The United States has renewed a waiver allowing countries to buy sanctioned Russian oil and petroleum products at sea for about a month. The Trump administration's waiver comes two days after saying it had no plans to do so. This replaces the 30-day waiver that expired on April 11.

The Treasury Department posted the license to its website late on Friday, allowing countries to purchase Russian oil loaded on vessels as of Friday through May 16.Check Live UpdatesHere

Earlier on Wednesday, US Treasury Secretary Scott Bessent said that Washington would not be renewing the waiver for Russian oil and another for Iranian oil.

The US Treasury Department had earlier allowed purchases of the oil loaded on vessels through a waiver on May 16, for 30 days, that expired on April 11.

The new extension is among efforts to control global energy prices that have shot higher during the US-Israeli war on Iran and Tehran's closure of the Strait of Hormuz for the US and its allies.

The extension gives Indian refiners the room to maintain imports without immediate legal or financial risks. During the earlier waiver, the imports from Russia had surged, according to a report.

India's crude oil purchases from Russia more than tripled to 5.3 billion euros in March as volumes doubled and a surge in oil prices pushed up the import bill. European think tank Centre for Research on Energy and Clean Air (CREA), in a report, said after a drop in purchases in February, India was back to a buying binge in March.

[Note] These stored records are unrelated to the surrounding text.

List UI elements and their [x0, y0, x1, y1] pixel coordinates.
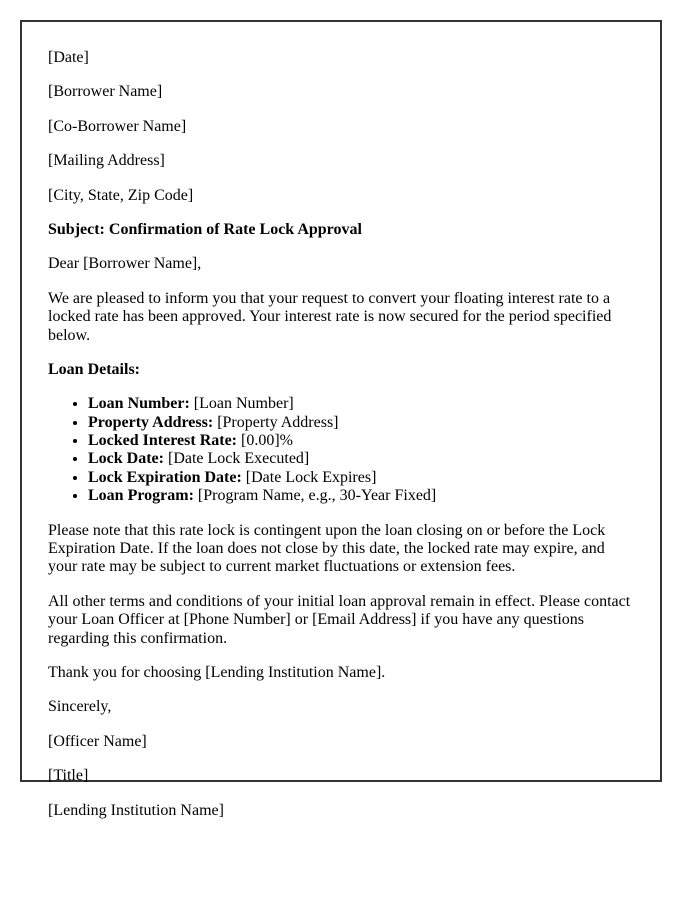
loan-detail-item-loan-program [88, 487, 634, 505]
letter-page [20, 20, 662, 819]
date-line: [Date] [48, 49, 89, 66]
recipient-line-borrower: [Borrower Name] [48, 83, 163, 101]
contingency-paragraph: Please note that this rate lock is contingent upon the loan closing on or before the Lock Expiration Date. If the loan does not close by this date, the locked rate may expire, and your rate may be subject to current market fluctuations or extension fees. [48, 521, 606, 576]
terms-paragraph: All other terms and conditions of your initial loan approval remain in effect. Please contact your Loan Officer at [Phone Number] or [Email Address] if you have any questions regarding this confirmation. [48, 592, 631, 647]
loan-detail-label: Lock Expiration Date: [88, 468, 242, 486]
signature-line-title: [Title] [48, 767, 89, 785]
loan-detail-value: [Loan Number] [193, 395, 294, 413]
loan-detail-label: Locked Interest Rate: [88, 432, 238, 450]
loan-detail-item-lock-date [88, 450, 634, 468]
subject-line: Subject: Confirmation of Rate Lock Approval [48, 220, 362, 238]
loan-detail-item-loan-number [88, 395, 634, 413]
loan-detail-value: [0.00]% [241, 432, 293, 450]
recipient-line-citystatezip: [City, State, Zip Code] [48, 186, 194, 204]
loan-detail-label: Lock Date: [88, 450, 164, 468]
loan-details-heading: Loan Details: [48, 360, 140, 378]
recipient-line-address: [Mailing Address] [48, 152, 165, 170]
intro-paragraph: We are pleased to inform you that your request to convert your floating interest rate to a locked rate has been approved. Your interest rate is now secured for the period specified below. [48, 289, 612, 344]
thanks-paragraph: Thank you for choosing [Lending Institution Name]. [48, 663, 386, 681]
loan-detail-value: [Property Address] [217, 413, 339, 431]
loan-detail-item-lock-expiration-date [88, 469, 634, 487]
loan-detail-label: Property Address: [88, 413, 214, 431]
loan-detail-label: Loan Program: [88, 487, 194, 505]
signature-line-officer-name: [Officer Name] [48, 732, 147, 750]
loan-detail-label: Loan Number: [88, 395, 190, 413]
salutation: Dear [Borrower Name], [48, 255, 202, 273]
loan-detail-value: [Program Name, e.g., 30-Year Fixed] [197, 487, 437, 505]
closing: Sincerely, [48, 698, 112, 716]
recipient-line-coborrower: [Co-Borrower Name] [48, 117, 187, 135]
signature-block [48, 733, 634, 820]
loan-detail-value: [Date Lock Executed] [167, 450, 310, 468]
loan-detail-item-locked-interest-rate [88, 432, 634, 450]
loan-details-list [48, 395, 634, 505]
loan-detail-item-property-address [88, 414, 634, 432]
recipient-block [48, 83, 634, 205]
signature-line-institution: [Lending Institution Name] [48, 801, 224, 819]
loan-detail-value: [Date Lock Expires] [245, 468, 377, 486]
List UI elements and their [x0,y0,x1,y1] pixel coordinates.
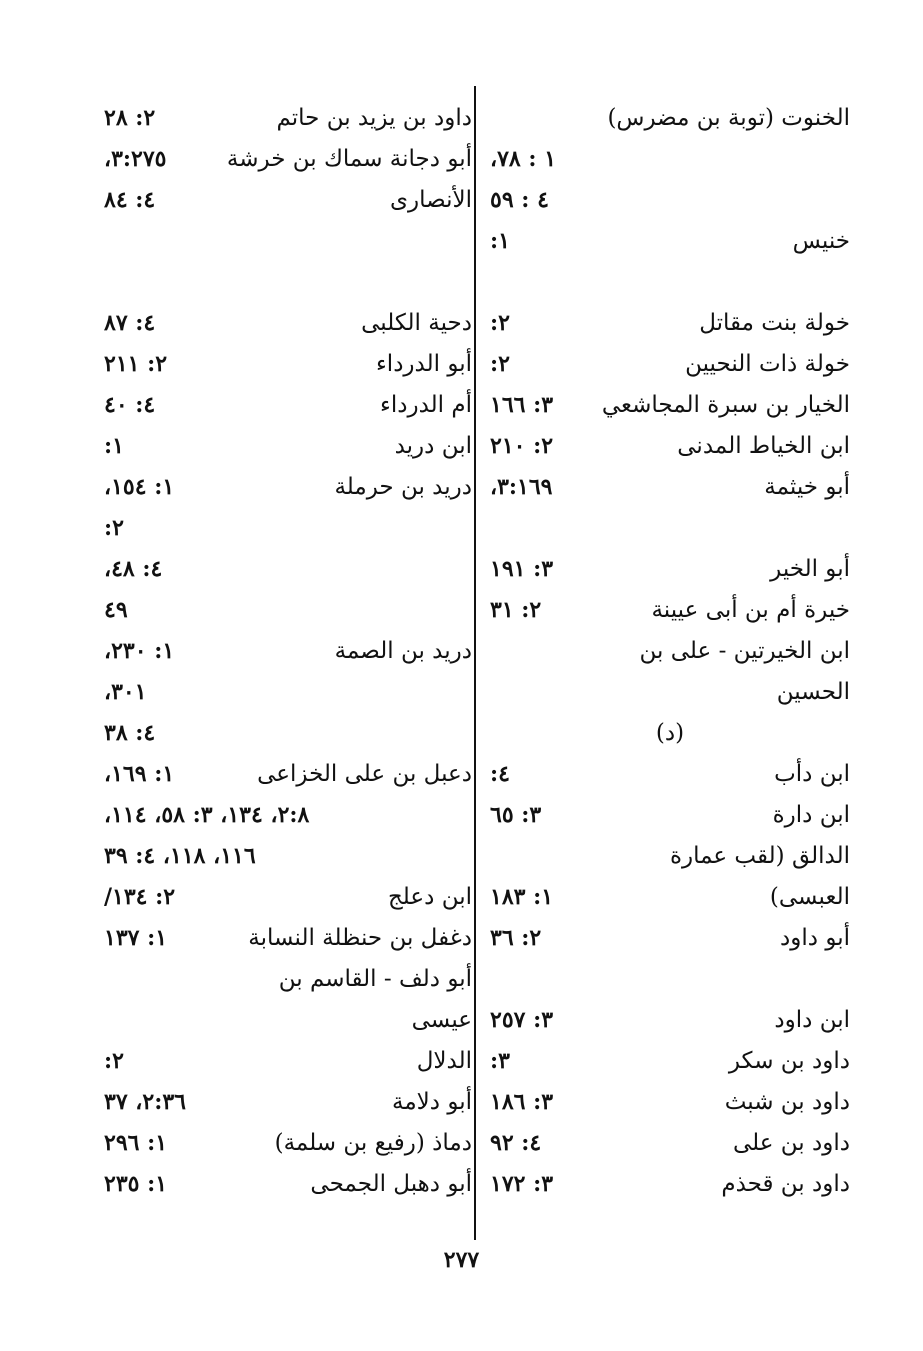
entry-name: ابن الخياط المدنى [677,433,850,459]
index-entry [490,549,850,590]
entry-name: العبسى) [769,884,850,910]
entry-reference: ٢: [104,1048,124,1074]
entry-reference: ٢: ٣١ [490,597,542,623]
entry-reference: ٤: ٩٢ [490,1130,542,1156]
index-entry [104,1123,472,1164]
index-entry [104,672,472,713]
entry-reference: ٤: [490,761,510,787]
entry-reference: ٣: ٢٥٧ [490,1007,554,1033]
entry-reference: ١ : ٧٨، [490,146,557,172]
index-entry [490,1123,850,1164]
index-entry [104,180,472,221]
index-entry [104,795,472,836]
entry-name: أبو الدرداء [375,351,472,377]
index-entry [104,1000,472,1041]
index-entry [490,385,850,426]
entry-reference: ١: [490,228,510,254]
index-entry [490,877,850,918]
index-entry [104,303,472,344]
entry-name: أم الدرداء [380,392,472,418]
entry-reference: ٤: ٣٨ [104,720,156,746]
entry-name: ابن داود [774,1007,850,1033]
entry-name: أبو الخير [770,556,850,582]
index-entry [104,98,472,139]
index-entry [104,262,472,303]
entry-reference: ٤٩ [104,597,128,623]
index-entry [104,221,472,262]
entry-reference: ١: ١٦٩، [104,761,175,787]
entry-name: ابن الخيرتين - على بن [639,638,850,664]
index-entry [104,139,472,180]
index-entry [490,98,850,139]
entry-name: دعبل بن على الخزاعى [257,761,472,787]
entry-name: الخنوت (توبة بن مضرس) [607,105,850,131]
index-entry [490,631,850,672]
index-entry [490,1000,850,1041]
entry-reference: ٣: ١٩١ [490,556,554,582]
entry-name: دريد بن حرملة [334,474,472,500]
entry-name: أبو خيثمة [764,474,850,500]
entry-reference: ١: ١٣٧ [104,925,168,951]
index-entry [490,344,850,385]
page-number: ٢٧٧ [443,1247,480,1273]
entry-name: الخيار بن سبرة المجاشعي [601,392,850,418]
entry-reference: ٣: ١٨٦ [490,1089,554,1115]
index-entry [104,549,472,590]
entry-reference: ٤ : ٥٩ [490,187,549,213]
entry-name: داود بن على [732,1130,850,1156]
entry-name: داود بن سكر [728,1048,850,1074]
entry-reference: ٣:١٦٩، [490,474,553,500]
index-entry [104,1082,472,1123]
entry-reference: ٣٠١، [104,679,147,705]
entry-reference: ٣: ٦٥ [490,802,542,828]
index-entry [490,508,850,549]
entry-reference: ١: ١٥٤، [104,474,175,500]
entry-name: أبو دلامة [392,1089,472,1115]
right-index-column [490,98,850,1205]
entry-reference: ٢: ٢٨ [104,105,156,131]
index-entry [104,631,472,672]
index-entry [490,1041,850,1082]
entry-reference: ٢: [490,351,510,377]
entry-name: عيسى [411,1007,472,1033]
entry-reference: ٢:٨، ١٣٤، ٣: ٥٨، ١١٤، [104,802,310,828]
entry-reference: ٢: [490,310,510,336]
index-entry [490,836,850,877]
entry-name: أبو دلف - القاسم بن [278,966,472,992]
entry-reference: ١: ٢٣٠، [104,638,175,664]
entry-name: داود بن قحذم [721,1171,850,1197]
entry-reference: ٢: ٣٦ [490,925,542,951]
index-entry [104,385,472,426]
entry-name: الدلال [416,1048,472,1074]
index-entry [104,508,472,549]
section-heading: (د) [655,720,685,746]
entry-reference: ١: ٢٩٦ [104,1130,168,1156]
entry-reference: ٣: ١٧٢ [490,1171,554,1197]
index-entry [104,836,472,877]
entry-name: ابن دأب [774,761,850,787]
index-entry [490,139,850,180]
index-entry [490,590,850,631]
entry-name: أبو دهبل الجمحى [310,1171,472,1197]
index-entry [490,180,850,221]
index-entry [490,1082,850,1123]
entry-name: دغفل بن حنظلة النسابة [248,925,472,951]
index-entry [490,918,850,959]
left-index-column [104,98,472,1205]
entry-reference: ٤: ٤٨، [104,556,163,582]
index-entry [490,672,850,713]
index-entry [104,959,472,1000]
entry-name: الدالق (لقب عمارة [669,843,850,869]
index-entry [104,590,472,631]
index-entry [490,262,850,303]
entry-reference: ٤: ٤٠ [104,392,156,418]
entry-name: داود بن شبث [724,1089,850,1115]
index-entry [490,426,850,467]
entry-reference: ٣: ١٦٦ [490,392,554,418]
index-entry [104,877,472,918]
index-entry [490,959,850,1000]
entry-name: خنيس [792,228,850,254]
index-entry [490,713,850,754]
index-entry [104,344,472,385]
entry-name: خولة ذات النحيين [685,351,850,377]
entry-name: دريد بن الصمة [334,638,472,664]
index-entry [104,918,472,959]
entry-reference: ١: ٢٣٥ [104,1171,168,1197]
entry-name: ابن دعلج [387,884,472,910]
entry-reference: ٢: ٢١٠ [490,433,554,459]
entry-reference: ٢:٣٦، ٣٧ [104,1089,186,1115]
entry-name: أبو داود [780,925,850,951]
index-entry [104,426,472,467]
entry-reference: ١١٦، ١١٨، ٤: ٣٩ [104,843,256,869]
index-entry [104,1041,472,1082]
entry-reference: ١: ١٨٣ [490,884,554,910]
entry-name: دحية الكلبى [361,310,472,336]
column-divider [474,86,476,1240]
entry-name: الحسين [776,679,850,705]
entry-reference: ٢: ١٣٤/ [104,884,176,910]
entry-reference: ٤: ٨٧ [104,310,156,336]
entry-name: ابن دريد [394,433,472,459]
index-entry [490,795,850,836]
entry-name: خيرة أم بن أبى عيينة [651,597,850,623]
entry-name: الأنصارى [390,187,472,213]
entry-name: داود بن يزيد بن حاتم [276,105,472,131]
entry-reference: ٤: ٨٤ [104,187,156,213]
index-entry [104,713,472,754]
entry-reference: ٣:٢٧٥، [104,146,167,172]
index-entry [490,467,850,508]
index-entry [104,1164,472,1205]
entry-name: ابن دارة [772,802,850,828]
index-entry [490,221,850,262]
entry-name: خولة بنت مقاتل [699,310,850,336]
entry-reference: ٢: [104,515,124,541]
entry-name: دماذ (رفيع بن سلمة) [274,1130,472,1156]
index-entry [104,467,472,508]
entry-reference: ٣: [490,1048,510,1074]
index-entry [490,754,850,795]
index-entry [490,303,850,344]
entry-name: أبو دجانة سماك بن خرشة [226,146,472,172]
index-entry [490,1164,850,1205]
index-entry [104,754,472,795]
entry-reference: ٢: ٢١١ [104,351,168,377]
entry-reference: ١: [104,433,124,459]
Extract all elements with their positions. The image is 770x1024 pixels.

"India was the second-highest buyer of Russian fossil fuels in March 2026, importing a total of EUR 5.8 billion of Russian hydrocarbons. Crude oil products constituted 91 per cent of India's purchases, totalling EUR 5.3 billion," it said.

Coal (EUR 337 million) and oil products (EUR 178.5 million) constituted the remainder of their monthly imports.

In February, India was the third largest importer, purchasing Russian hydrocarbons worth 1.8 billion euro. Crude oil constituted the largest share at 81 per cent (EUR 1.4 billion), followed by coal (EUR 223 million) and oil products (EUR 121 million).